Подаяние шло от души, и отказаться от него было невозможно. Глубоко тронутый, отдаю дедку последнюю пачку папирос, с которой не расстался бы ни при каких других обстоятельствах. Надолго запомнились его глаза: бесцветные тоскливые глаза человека, обреченного на одиночество в глубокой старости.
То ли появилось в обличье моем за время недолгого странствия по Хопру нечто жалкое, нищенское, то ли выдавал голодный, хищный блеск глаз, то ли народ здесь приветливый, гостеприимный, но мне все чаще стали подавать сердобольные люди, кто что мог. У реки меня не раз угощали ухой. Получалось это само собой. Я подходил к костру, на котором варилась уха, и заводил разговор о прелестях этого изысканного варева. Имея наготове большую деревянную ложку, я всегда получал свою миску ухи, той чудесной ухи, пахнущей дымком и укропом, какая бывает только у реки.

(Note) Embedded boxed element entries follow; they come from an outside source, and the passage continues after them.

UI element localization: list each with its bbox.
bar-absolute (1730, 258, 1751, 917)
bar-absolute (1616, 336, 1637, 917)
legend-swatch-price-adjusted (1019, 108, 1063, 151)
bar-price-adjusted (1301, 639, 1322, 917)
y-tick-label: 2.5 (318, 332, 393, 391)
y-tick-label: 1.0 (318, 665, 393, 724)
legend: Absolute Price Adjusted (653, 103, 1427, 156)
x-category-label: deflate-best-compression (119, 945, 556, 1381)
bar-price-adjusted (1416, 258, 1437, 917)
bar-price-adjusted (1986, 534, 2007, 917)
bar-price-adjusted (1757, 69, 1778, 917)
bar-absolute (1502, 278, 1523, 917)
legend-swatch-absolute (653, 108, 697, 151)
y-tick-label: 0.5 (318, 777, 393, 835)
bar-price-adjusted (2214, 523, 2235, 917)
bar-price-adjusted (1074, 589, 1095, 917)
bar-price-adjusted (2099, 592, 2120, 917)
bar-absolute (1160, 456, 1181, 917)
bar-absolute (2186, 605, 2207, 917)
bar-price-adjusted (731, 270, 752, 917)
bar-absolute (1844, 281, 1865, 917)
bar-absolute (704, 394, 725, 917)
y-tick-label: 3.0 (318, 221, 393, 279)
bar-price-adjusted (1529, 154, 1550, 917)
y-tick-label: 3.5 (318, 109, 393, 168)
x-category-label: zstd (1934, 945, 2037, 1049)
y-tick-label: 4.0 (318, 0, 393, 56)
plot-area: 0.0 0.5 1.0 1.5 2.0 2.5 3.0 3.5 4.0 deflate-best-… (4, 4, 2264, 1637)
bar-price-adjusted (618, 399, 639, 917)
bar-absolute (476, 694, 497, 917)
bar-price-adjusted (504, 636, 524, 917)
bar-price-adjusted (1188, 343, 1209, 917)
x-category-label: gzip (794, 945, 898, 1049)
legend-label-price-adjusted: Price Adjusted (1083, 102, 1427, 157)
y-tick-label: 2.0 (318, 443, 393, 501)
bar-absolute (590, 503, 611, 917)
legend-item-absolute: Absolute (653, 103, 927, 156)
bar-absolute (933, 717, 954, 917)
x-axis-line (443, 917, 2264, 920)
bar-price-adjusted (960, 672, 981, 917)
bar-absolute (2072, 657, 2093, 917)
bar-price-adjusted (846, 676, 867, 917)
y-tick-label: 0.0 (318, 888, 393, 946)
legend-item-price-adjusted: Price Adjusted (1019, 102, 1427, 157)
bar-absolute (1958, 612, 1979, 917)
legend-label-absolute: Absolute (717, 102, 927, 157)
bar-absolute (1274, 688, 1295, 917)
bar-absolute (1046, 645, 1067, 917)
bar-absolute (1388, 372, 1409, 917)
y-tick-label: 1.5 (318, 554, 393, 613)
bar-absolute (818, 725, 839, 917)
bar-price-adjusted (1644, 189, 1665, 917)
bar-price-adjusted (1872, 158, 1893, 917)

Расставшись с дедком, натыкаюсь у Хопра на разноязыкую полуголую компания, в коей местный люд перемешался с вездесущим кавказским народом, сезонниками. Последних видел и еще немало увижу в прихоперских станицах и хуторах. Сезонников привычно ругают печатно и устно, отчего меньше их не становится, ибо какой же руководитель откажется от услуг подхватистой работящей артели при жестокой нехватке рабочих рук.
Завидев меня, горско-русское сообщество приветственно машет руками. Их энтузиазм подогревает косяк пустых винных бутылок, валяющихся на песке. На газетном листе — вяленая рыба, раки, помидоры, яблоки. Задается ритуальный вопрос: «Ты нас уважаешь?». Уважил старательно: через полчаса пустой газетный лист унесло ветром.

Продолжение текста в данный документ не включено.